Setting up monitoring sounds simple — pick a tool, enter your URL, done. But monitoring configured carelessly is almost as useless as no monitoring at all. You'll get false alarms at 3 AM, miss real failures, and eventually stop trusting your alerts. This guide walks through setting up monitoring properly — deciding what to monitor, configuring it correctly, setting up meaningful alerts, and creating a status page.
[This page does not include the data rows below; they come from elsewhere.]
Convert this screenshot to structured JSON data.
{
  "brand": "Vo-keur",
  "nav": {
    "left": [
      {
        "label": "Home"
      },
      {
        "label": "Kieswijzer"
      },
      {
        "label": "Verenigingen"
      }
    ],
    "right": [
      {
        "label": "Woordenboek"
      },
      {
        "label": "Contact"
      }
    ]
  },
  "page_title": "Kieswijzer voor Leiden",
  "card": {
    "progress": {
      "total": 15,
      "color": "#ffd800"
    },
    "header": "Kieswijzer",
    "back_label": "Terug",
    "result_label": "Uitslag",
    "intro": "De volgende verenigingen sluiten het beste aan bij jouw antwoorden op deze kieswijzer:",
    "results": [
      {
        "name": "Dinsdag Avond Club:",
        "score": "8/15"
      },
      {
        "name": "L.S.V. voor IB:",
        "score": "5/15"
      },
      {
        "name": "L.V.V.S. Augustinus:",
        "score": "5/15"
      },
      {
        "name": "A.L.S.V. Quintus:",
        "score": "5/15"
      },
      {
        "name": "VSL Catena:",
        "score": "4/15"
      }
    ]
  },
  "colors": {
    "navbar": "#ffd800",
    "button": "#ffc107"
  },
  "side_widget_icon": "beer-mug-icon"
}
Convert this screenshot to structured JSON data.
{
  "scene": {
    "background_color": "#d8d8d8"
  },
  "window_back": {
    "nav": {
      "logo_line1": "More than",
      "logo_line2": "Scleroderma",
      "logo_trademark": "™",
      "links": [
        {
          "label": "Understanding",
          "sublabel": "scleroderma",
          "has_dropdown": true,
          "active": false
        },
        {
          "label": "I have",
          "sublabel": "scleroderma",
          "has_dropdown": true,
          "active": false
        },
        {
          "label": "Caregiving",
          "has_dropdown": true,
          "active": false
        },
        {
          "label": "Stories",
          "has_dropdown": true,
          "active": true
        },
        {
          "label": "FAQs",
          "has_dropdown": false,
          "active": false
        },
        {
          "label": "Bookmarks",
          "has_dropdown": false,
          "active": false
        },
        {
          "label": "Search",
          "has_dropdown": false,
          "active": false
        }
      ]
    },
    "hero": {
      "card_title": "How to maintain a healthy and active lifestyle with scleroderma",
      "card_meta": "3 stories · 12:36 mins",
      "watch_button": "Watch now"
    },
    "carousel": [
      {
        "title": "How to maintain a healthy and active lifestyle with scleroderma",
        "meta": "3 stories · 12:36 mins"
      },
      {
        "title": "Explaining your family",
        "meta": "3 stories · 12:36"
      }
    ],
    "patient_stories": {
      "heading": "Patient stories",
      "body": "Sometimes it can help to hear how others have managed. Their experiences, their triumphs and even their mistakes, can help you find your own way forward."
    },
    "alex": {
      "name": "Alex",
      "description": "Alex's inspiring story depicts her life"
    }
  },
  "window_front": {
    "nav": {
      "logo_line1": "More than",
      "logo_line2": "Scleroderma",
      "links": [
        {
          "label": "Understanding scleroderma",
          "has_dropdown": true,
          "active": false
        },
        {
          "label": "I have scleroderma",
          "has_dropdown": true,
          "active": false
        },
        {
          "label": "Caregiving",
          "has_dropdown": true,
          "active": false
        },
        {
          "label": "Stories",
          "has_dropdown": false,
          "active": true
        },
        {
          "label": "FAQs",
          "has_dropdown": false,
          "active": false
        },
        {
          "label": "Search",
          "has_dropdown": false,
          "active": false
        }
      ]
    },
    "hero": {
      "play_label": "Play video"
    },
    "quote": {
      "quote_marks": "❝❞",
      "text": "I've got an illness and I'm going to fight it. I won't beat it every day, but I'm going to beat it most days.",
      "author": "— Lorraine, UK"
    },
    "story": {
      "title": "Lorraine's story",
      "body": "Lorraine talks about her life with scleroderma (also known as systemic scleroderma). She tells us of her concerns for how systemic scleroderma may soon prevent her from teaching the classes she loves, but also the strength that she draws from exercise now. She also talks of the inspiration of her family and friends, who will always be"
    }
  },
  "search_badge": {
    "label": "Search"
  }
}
Step 1: Decide What to Monitor

Before configuring anything, map out what matters. For a typical web application:

Critical paths (must monitor):

Homepage / landing page
Login / authentication endpoint
Core product functionality (checkout, search, main dashboard)
Payment processing API
Primary API endpoints your customers rely on

Important but not critical (should monitor):

Admin dashboard
API documentation
Email/webhook delivery
Background job health

Nice to have (optional):

Marketing pages
Secondary APIs
Analytics endpoints

Prioritize critical paths first. It's better to monitor 5 things well than 50 things poorly.

# Monitoring priority list example
critical:
  - url: "https://app.example.com"
    name: "Main Application"
    interval: 60s
    
  - url: "https://api.example.com/health"
    name: "API Health"
    interval: 60s
    
  - url: "https://api.example.com/auth/login"
    name: "Authentication"
    method: POST
    interval: 60s
    
  - url: "https://api.example.com/checkout"
    name: "Checkout API"
    method: POST
    interval: 60s

important:
  - url: "https://app.example.com/dashboard"
    name: "Dashboard"
    interval: 3min
    
  - url: "https://api.example.com/users"
    name: "Users API"
    interval: 5min

Step 2: Configure Your First Monitor

Let's start with the most common case — an HTTP/HTTPS monitor:

Basic HTTP Monitor Setup

In AzMonitor, create your first monitor:

Click Add Monitor
Select HTTP/HTTPS
Configure:

name: "Main Website"
url: "https://example.com"
method: GET
interval: 60  # Check every minute
timeout: 30000  # 30 second timeout

Add Response Assertions

Don't just check that the server responds — verify it responds correctly:

assertions:
  # Must return 200 OK
  - type: status_code
    operator: equals
    value: 200
    
  # Must respond within 3 seconds
  - type: response_time
    operator: less_than
    value: 3000
    
  # Must contain expected content (catches broken deploys)
  - type: response_body
    operator: contains
    value: "Example Company"

The content assertion is particularly valuable — it catches scenarios where your server returns 200 but with an error page or completely wrong content.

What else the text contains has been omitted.